Пропасть, отделяющая воззрения внешнего мира от личных воззрения Льва Евграфьевича, уже давно потонувшего в омуте собственного одиночества, неподвластна какому-либо пониманию. Она всякий раз обнаруживается вдруг, когда выдаётся самый выгодный часок, по состоянию здоровья самого хозяина. В это бездельное, от непрестанной усталости времечко, Лев Евграфьевич любит невыносимо поболтать с предметами, его окружающими. Почти каждый раз во время таких встреч, с самого раннего утра, между ними происходят примерно такого рода разговоры…
— И как это погляжу я, в другой раз на вас, — говорит Лев Евграфьевич, поворачиваясь на часы, — живёте вы дюже бессовестно! Только бы бежать да бежать дальше, чем надобно! Ну куда вы торопитесь? Чего вам не терпится? Успеете ещё…
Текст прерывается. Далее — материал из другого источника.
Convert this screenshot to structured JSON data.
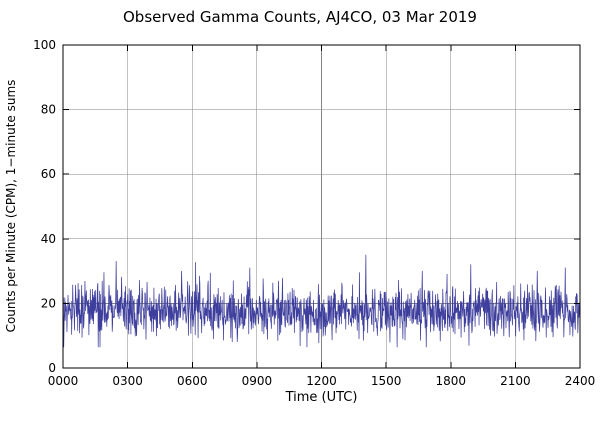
{
  "chart_data": {
    "type": "line",
    "title": "Observed Gamma Counts, AJ4CO, 03 Mar 2019",
    "xlabel": "Time (UTC)",
    "ylabel": "Counts per Minute (CPM), 1−minute sums",
    "ylim": [
      0,
      100
    ],
    "xlim_minutes": [
      0,
      1440
    ],
    "y_ticks": [
      {
        "value": 0,
        "label": "0"
      },
      {
        "value": 20,
        "label": "20"
      },
      {
        "value": 40,
        "label": "40"
      },
      {
        "value": 60,
        "label": "60"
      },
      {
        "value": 80,
        "label": "80"
      },
      {
        "value": 100,
        "label": "100"
      }
    ],
    "x_ticks": [
      {
        "minute": 0,
        "label": "0000"
      },
      {
        "minute": 180,
        "label": "0300"
      },
      {
        "minute": 360,
        "label": "0600"
      },
      {
        "minute": 540,
        "label": "0900"
      },
      {
        "minute": 720,
        "label": "1200"
      },
      {
        "minute": 900,
        "label": "1500"
      },
      {
        "minute": 1080,
        "label": "1800"
      },
      {
        "minute": 1260,
        "label": "2100"
      },
      {
        "minute": 1440,
        "label": "2400"
      }
    ],
    "grid": true,
    "colors": {
      "series": "#3e3e9d",
      "grid": "#858585",
      "axis": "#000000",
      "background": "#ffffff"
    },
    "series": [
      {
        "name": "observed-gamma-counts",
        "points_per_day": 1440,
        "baseline_mean_cpm": 17.5,
        "noise_std_cpm": 3.9,
        "min_cpm": 6.5,
        "max_cpm": 35,
        "seed": 20190303,
        "spikes": [
          {
            "minute": 148,
            "cpm": 33
          },
          {
            "minute": 330,
            "cpm": 30
          },
          {
            "minute": 520,
            "cpm": 31
          },
          {
            "minute": 843,
            "cpm": 35
          },
          {
            "minute": 1000,
            "cpm": 30
          },
          {
            "minute": 1135,
            "cpm": 32
          },
          {
            "minute": 1320,
            "cpm": 30
          },
          {
            "minute": 1398,
            "cpm": 31
          }
        ]
      }
    ]
  }
}
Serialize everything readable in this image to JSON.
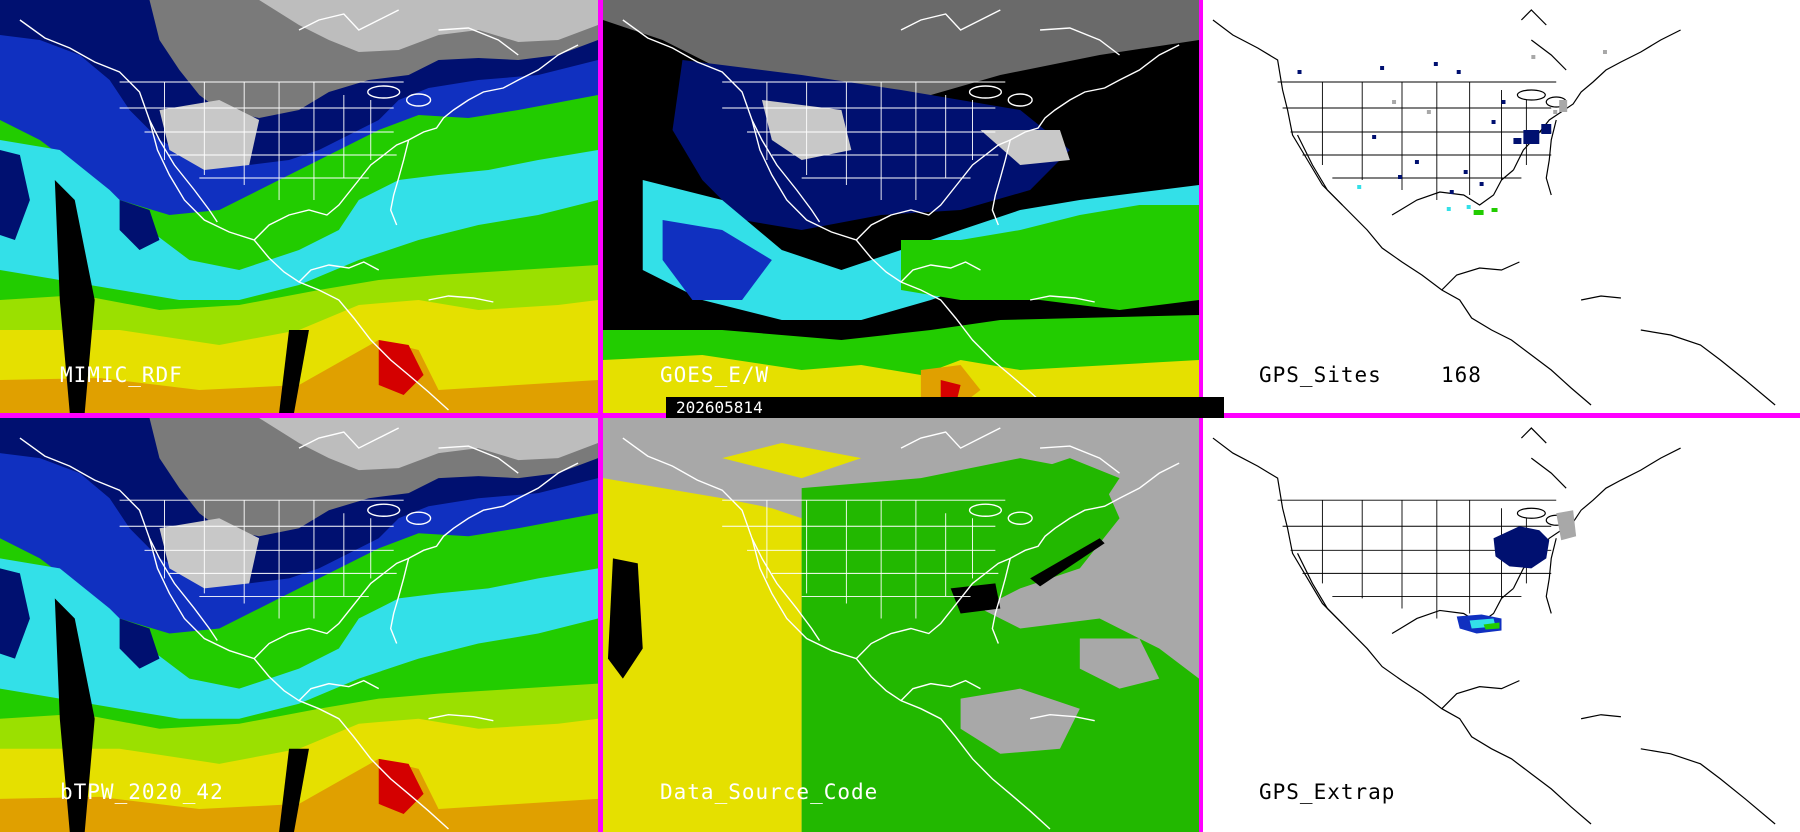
{
  "panels": [
    {
      "id": "mimic",
      "label": "MIMIC_RDF",
      "style": "tpw"
    },
    {
      "id": "goes",
      "label": "GOES_E/W",
      "style": "goes"
    },
    {
      "id": "gps",
      "label": "GPS_Sites",
      "count": "168",
      "style": "gps"
    },
    {
      "id": "btpw",
      "label": "bTPW_2020_42",
      "style": "tpw"
    },
    {
      "id": "dsc",
      "label": "Data_Source_Code",
      "style": "dsc"
    },
    {
      "id": "extrap",
      "label": "GPS_Extrap",
      "style": "gps"
    }
  ],
  "timestamp": "202605814",
  "colors": {
    "border": "#ff00ff",
    "red": "#d40000",
    "yellow": "#e5e000",
    "green": "#22cc00",
    "cyan": "#33e0e8",
    "blue": "#1030c0",
    "navy": "#001070",
    "gray": "#a8a8a8"
  }
}
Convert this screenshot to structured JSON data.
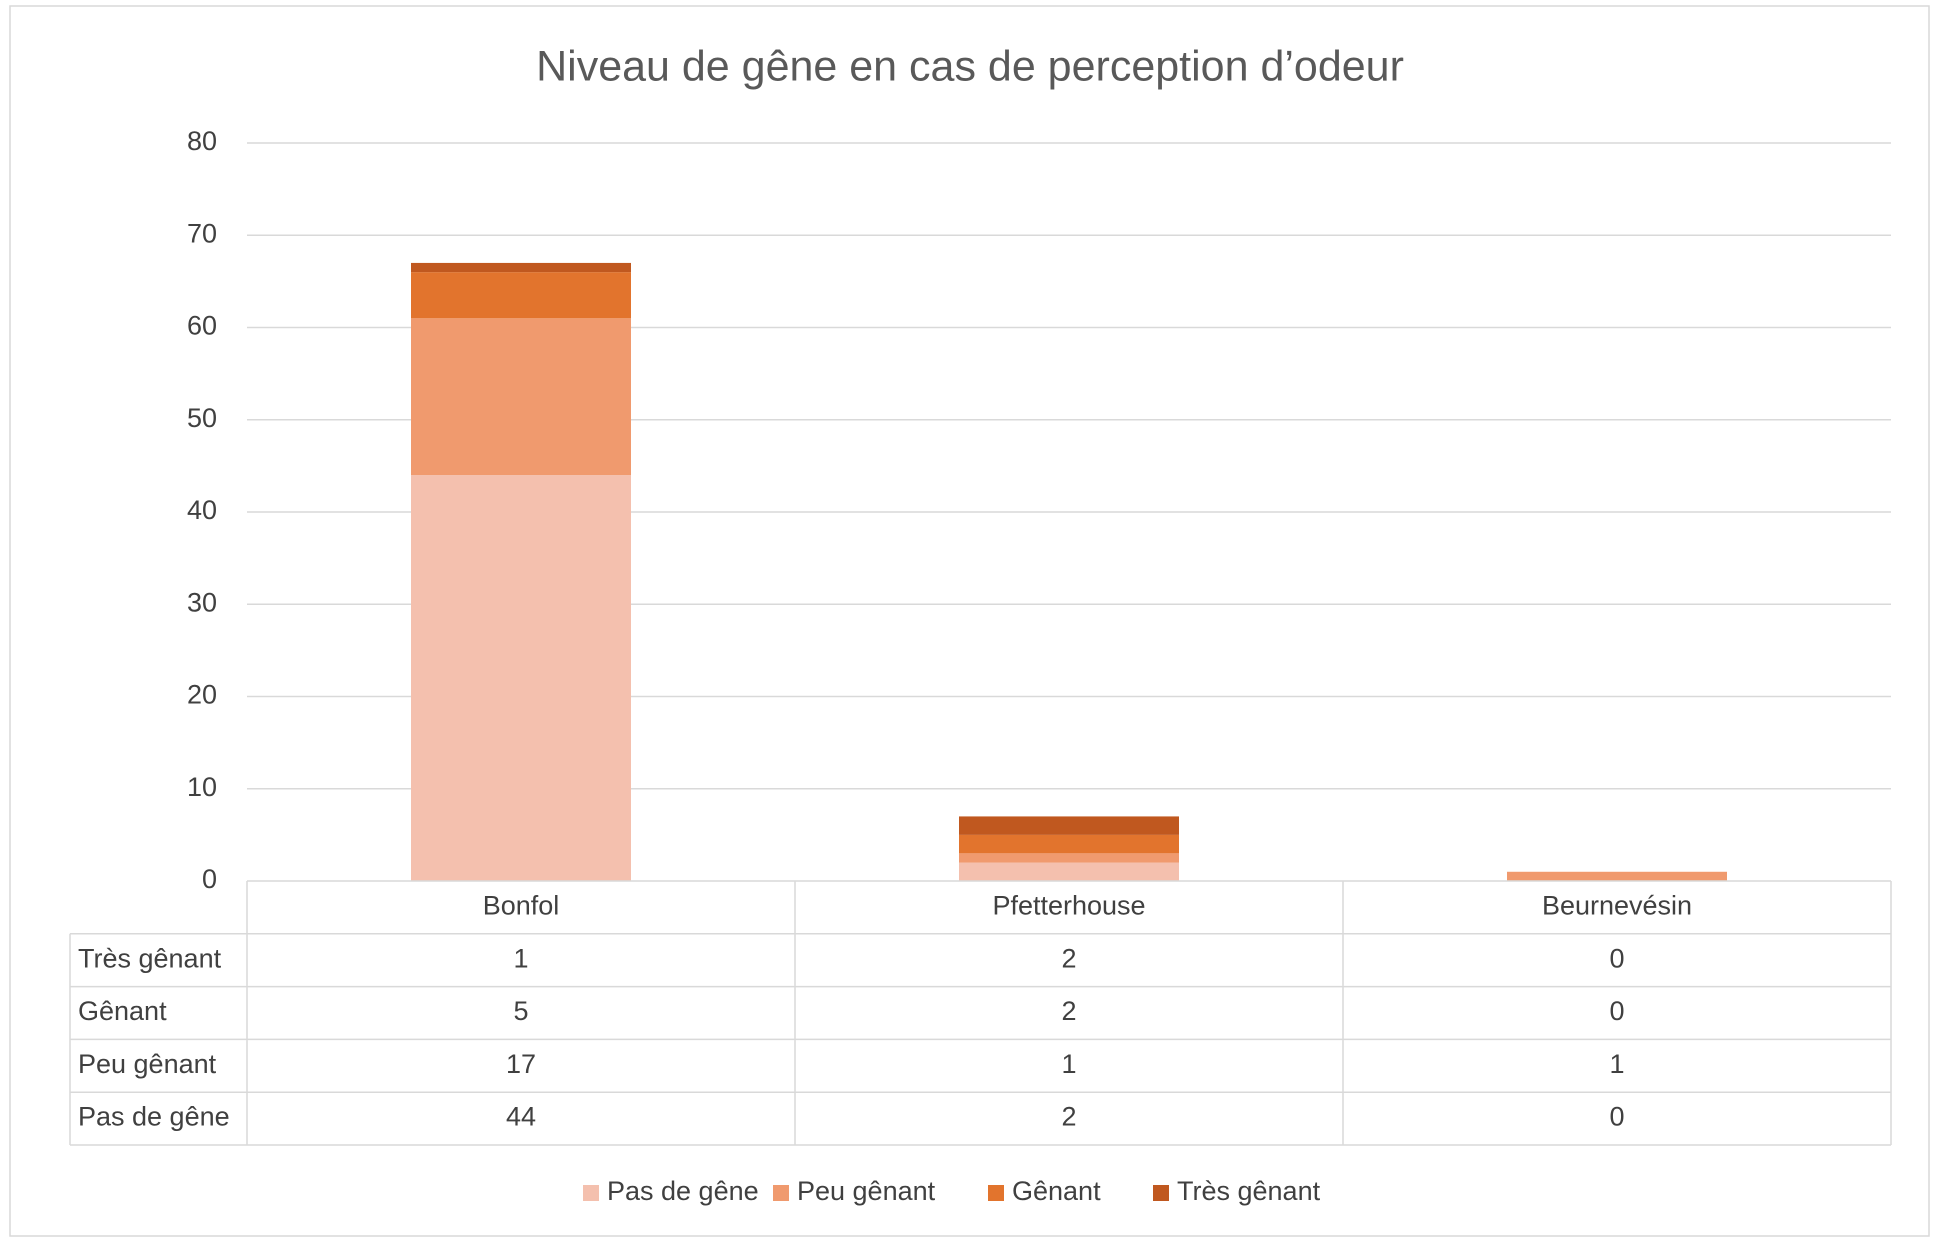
{
  "chart_data": {
    "type": "bar",
    "stacked": true,
    "title": "Niveau de gêne en cas de perception d’odeur",
    "categories": [
      "Bonfol",
      "Pfetterhouse",
      "Beurnevésin"
    ],
    "series": [
      {
        "name": "Pas de gêne",
        "color": "#f4c0ae",
        "values": [
          44,
          2,
          0
        ]
      },
      {
        "name": "Peu gênant",
        "color": "#f09a6e",
        "values": [
          17,
          1,
          1
        ]
      },
      {
        "name": "Gênant",
        "color": "#e2742d",
        "values": [
          5,
          2,
          0
        ]
      },
      {
        "name": "Très gênant",
        "color": "#c0581f",
        "values": [
          1,
          2,
          0
        ]
      }
    ],
    "ylim": [
      0,
      80
    ],
    "yticks": [
      0,
      10,
      20,
      30,
      40,
      50,
      60,
      70,
      80
    ],
    "grid": true,
    "legend": "bottom",
    "data_table": true
  }
}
А ведь чувствуется, что делает хозяин это не без удовольствия, видится в нём самом необходимость собственного непосредственного участия в жилище своём и окружающих его домашних предметах, когда он сам наводит некий порядок, подсознательно радуясь, что с ним всё живёт вокруг его, и даже время существует с его ведома.
— Эки вы, такие сами, — встаёт он на стул, открывает крышку корпуса часов и аккуратно медленно переводит большую стрелку назад. — Это для вас-то, нетерпилы, первое удовольствие – бежать впереди меня. Нет бы хозяйствовать, да работать как следует, — бурчит под нос Лев Евграфьевич, — Нет, что ты… Это для вас первое наслаждение! Нет у вас охоты никакой – жить не супротив… Коли, ежели вы часы, так должны и справляться надлежащим образом, чтобы не ходить человеку каждый раз и не смотреть с великой надобностью, боясь ошибочных проявлений.
Против этих наставлений никто не возражает хозяину, а ему этого и надобно. Лев Евграфьевич начинает выбивать трубку так, словно это некий тонкий механизм или дивное устройство, в случае поломки которого может случится непоправимое.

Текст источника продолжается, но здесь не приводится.